Malpractice defense lawyers love to argue that it is a known risk or complication, the doctor had no bad intent, and he was doing his best. Despite the fact the rules of surgery were broken. A known risk of most operations, or anytime you go under general anesthesia, is death. So if the surgeon is negligent and the patient dies is the health care provider absolved from any Missouri wrongful death action simply because death is a known risk of a procedure? Of course not, it is a known risk but may have been caused for avoidable or unavoidable reasons.
Lets put the "known risk" defense in context with something most of us do everyday, driving. Every time we drive anywhere it is a known risk that we may be in a car accident and suffer injury.
It is a "known risk" (complication) every time you drive through an intersection that someone may run a red light and hit you broadside.
It is a "known risk" (complication) that another driver could drift across the center line and cause a head on collision.
It is a "known risk" when you stop at a red light or stop sign an inattentive driver could run into the rear of your car. In fact this is a very well known risk as it is the most common type of motor vehicle accident.
We take on a "known risk" (complication) of possibly being in a car accident every time we drive.

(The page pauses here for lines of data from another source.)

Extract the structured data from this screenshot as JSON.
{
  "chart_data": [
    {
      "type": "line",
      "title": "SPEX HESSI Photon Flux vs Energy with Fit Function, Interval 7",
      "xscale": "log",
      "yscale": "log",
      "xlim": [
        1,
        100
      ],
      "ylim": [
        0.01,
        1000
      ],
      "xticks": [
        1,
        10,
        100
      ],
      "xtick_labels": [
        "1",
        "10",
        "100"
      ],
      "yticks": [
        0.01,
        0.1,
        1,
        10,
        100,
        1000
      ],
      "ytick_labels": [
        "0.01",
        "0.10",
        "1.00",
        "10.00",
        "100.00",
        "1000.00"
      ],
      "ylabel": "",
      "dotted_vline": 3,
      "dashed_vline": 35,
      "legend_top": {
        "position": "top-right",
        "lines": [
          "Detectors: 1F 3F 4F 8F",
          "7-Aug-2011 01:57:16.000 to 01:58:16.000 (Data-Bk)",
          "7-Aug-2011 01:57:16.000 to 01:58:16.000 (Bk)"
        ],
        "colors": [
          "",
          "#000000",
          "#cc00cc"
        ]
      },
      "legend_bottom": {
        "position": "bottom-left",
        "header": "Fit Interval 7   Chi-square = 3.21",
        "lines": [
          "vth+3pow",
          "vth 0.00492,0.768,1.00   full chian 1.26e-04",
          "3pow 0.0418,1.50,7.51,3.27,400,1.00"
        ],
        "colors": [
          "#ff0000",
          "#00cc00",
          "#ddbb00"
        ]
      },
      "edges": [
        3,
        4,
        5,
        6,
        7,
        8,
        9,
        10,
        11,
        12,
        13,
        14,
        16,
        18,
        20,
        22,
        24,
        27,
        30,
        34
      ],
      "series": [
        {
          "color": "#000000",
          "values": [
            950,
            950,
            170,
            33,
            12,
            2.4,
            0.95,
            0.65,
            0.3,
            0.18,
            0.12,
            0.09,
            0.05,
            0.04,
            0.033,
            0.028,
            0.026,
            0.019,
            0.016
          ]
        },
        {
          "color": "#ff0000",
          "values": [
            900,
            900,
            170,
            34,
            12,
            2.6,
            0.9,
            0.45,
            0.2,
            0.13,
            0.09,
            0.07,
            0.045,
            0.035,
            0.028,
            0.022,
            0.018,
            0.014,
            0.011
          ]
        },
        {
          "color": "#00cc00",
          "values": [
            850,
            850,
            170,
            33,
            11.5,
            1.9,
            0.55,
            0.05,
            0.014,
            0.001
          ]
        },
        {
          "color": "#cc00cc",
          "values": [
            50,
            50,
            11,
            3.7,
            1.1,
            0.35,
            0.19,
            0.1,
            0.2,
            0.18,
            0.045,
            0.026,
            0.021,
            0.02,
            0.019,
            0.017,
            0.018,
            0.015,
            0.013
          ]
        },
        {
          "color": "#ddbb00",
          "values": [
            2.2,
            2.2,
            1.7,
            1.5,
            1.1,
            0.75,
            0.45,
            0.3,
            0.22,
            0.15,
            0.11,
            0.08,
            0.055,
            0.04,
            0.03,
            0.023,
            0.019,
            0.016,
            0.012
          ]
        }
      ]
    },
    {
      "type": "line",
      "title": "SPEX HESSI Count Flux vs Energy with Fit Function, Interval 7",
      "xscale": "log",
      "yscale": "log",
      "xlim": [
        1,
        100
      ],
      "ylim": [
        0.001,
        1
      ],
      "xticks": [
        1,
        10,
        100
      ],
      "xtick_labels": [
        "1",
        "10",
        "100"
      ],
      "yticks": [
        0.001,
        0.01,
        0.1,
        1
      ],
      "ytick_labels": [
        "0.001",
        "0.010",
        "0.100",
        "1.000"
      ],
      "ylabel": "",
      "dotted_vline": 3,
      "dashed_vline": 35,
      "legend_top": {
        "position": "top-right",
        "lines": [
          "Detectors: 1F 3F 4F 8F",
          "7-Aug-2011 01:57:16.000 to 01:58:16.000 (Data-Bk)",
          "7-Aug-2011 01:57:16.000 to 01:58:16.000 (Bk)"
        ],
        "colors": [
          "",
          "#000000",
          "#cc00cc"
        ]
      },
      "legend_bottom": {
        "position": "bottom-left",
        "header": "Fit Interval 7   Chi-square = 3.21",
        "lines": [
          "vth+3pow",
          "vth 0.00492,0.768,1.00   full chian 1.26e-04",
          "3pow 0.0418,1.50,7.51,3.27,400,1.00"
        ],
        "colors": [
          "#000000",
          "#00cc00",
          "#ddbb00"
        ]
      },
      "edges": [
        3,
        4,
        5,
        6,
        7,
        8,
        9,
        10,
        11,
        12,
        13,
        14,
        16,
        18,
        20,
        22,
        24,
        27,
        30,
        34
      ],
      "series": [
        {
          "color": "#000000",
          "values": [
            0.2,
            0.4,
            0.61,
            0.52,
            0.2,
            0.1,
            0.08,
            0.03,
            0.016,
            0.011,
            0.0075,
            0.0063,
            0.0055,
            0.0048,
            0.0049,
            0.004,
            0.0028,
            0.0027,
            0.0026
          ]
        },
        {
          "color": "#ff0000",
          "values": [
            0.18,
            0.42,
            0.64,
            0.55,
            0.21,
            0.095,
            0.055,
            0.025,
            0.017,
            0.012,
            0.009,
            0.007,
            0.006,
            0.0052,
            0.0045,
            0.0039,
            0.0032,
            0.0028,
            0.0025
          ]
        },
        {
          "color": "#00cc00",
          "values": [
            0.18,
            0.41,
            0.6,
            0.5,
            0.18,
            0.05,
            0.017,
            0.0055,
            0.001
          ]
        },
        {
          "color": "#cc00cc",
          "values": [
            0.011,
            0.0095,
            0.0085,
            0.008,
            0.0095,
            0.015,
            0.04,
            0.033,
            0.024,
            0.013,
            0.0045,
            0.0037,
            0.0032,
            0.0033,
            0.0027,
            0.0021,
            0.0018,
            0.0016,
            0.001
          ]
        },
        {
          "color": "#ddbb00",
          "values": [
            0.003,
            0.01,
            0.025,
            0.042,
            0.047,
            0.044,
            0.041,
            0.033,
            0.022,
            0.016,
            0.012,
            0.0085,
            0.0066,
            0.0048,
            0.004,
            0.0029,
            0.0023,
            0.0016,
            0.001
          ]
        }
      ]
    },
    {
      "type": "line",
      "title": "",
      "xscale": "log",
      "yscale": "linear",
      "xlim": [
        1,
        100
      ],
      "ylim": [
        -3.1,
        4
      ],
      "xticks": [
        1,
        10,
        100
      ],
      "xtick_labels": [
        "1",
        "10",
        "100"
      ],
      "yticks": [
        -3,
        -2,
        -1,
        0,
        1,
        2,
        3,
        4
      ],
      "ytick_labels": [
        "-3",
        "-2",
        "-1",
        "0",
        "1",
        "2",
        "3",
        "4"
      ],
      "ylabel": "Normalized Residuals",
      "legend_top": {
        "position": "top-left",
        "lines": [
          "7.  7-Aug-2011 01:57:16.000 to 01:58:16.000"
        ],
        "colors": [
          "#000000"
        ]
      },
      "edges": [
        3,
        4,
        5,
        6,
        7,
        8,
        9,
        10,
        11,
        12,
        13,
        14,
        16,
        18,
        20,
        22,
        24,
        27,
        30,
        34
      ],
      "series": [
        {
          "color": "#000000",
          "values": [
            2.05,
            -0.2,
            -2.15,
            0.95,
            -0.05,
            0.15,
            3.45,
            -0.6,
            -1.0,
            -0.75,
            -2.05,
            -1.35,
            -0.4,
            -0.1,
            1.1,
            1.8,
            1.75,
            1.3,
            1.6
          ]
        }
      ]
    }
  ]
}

So, since the above situations are "known risks" of driving does that mean the other driver that did not follow the rules of the road, was therefore negligent, and caused the car or truck accident resulting in personal injury should not be held accountable? because it is a known risk (i.e. complication) of driving? Of course not!
A personal injury lawyer must make these distinctions clear to a jury, as they, like most people, are not familiar with medical terms and rules, and when they hear "known risk" or "known complication" they are trying to be tricked into believing that is a get out of jail free card for the health care provider. Injury attorneys need to clearly explain the difference between known risks and unavoidable side effects. I like the analogy of the rules of the road above to dispel the know risks defense, then to further explain, unavoidable complications are like medicine side effects, if you take Aspirin, you may get stomach pain, not because someone was negligent, but it is an unavoidable complication or side effect that can occur.